Another approach is to compare materials that send chemical signals with those that

do not – but that depends on a detailed understanding of what is a scent mark and

what isn’t. The discovery in 2015 that African wild dogs communicate with their

neighbours by scent marking at specific repeatedly-used sites was a breakthrough in

our understanding of what qualified as a wild dog scent mark. However, it meant that

our previous analyses of faeces and urine collected without reference to locality – and

so, as far as we can tell with hindsight, mostly not from marking sites and not containing

messenger compounds, all need to be done again with samples collected specifically

form marking sites.

The third approach is to test scent components individually or in simple mixtures to see

what the animals respond to.

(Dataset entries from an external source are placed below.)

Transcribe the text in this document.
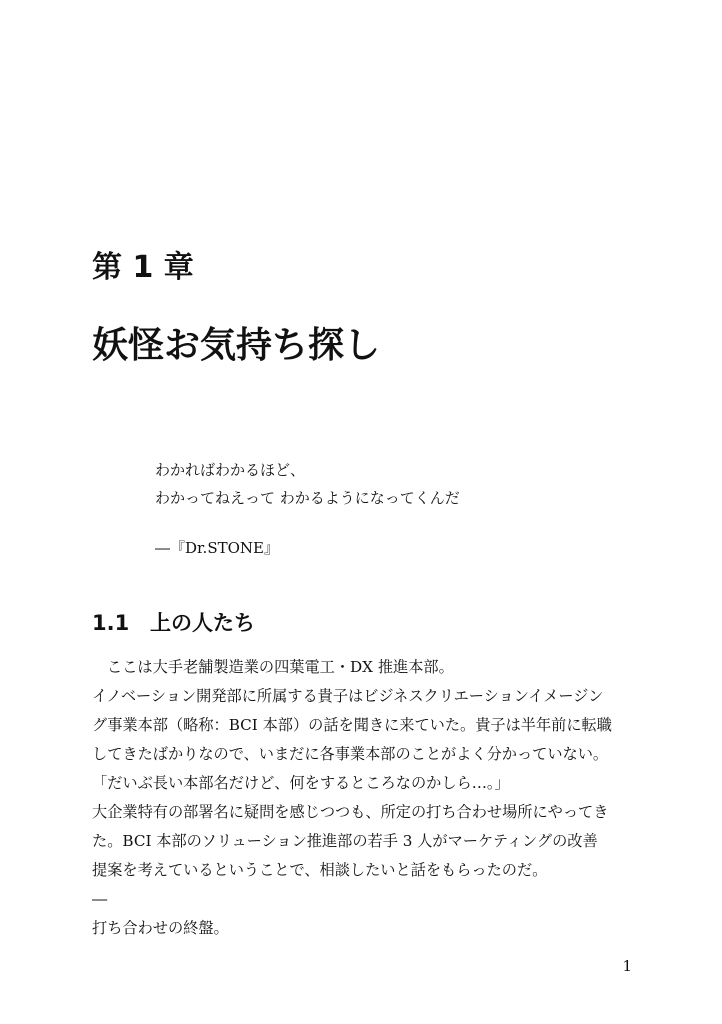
第 1 章
妖怪お気持ち探し
わかればわかるほど、
わかってねえって わかるようになってくんだ
―『Dr.STONE』
1.1 上の人たち

ここは大手老舗製造業の四葉電工・DX 推進本部。

イノベーション開発部に所属する貴子はビジネスクリエーションイメージン

グ事業本部（略称：BCI 本部）の話を聞きに来ていた。貴子は半年前に転職

してきたばかりなので、いまだに各事業本部のことがよく分かっていない。

「だいぶ長い本部名だけど、何をするところなのかしら…。」

大企業特有の部署名に疑問を感じつつも、所定の打ち合わせ場所にやってき

た。BCI 本部のソリューション推進部の若手 3 人がマーケティングの改善

提案を考えているということで、相談したいと話をもらったのだ。

―

打ち合わせの終盤。

1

That needs animals and the chemical signals to defy the

orthodox view that mammal chemical signals are all complex mixtures, and that is

exactly what we see; using a combination of controlled release odour dispensers and

camera trapping we record single components and simple mixtures eliciting the intense

sniffing and scent marking which would be expected in response to natural scent

marks. Some of them also repel predators, including leopards, spotted hyaenas, blackbacked

jackals and caracals, which are the four most serious livestock killers. These

repellent effects will allow us to mitigate human-predator conflict by keeping predators

away from livestock with chemical “no trespassing” signs.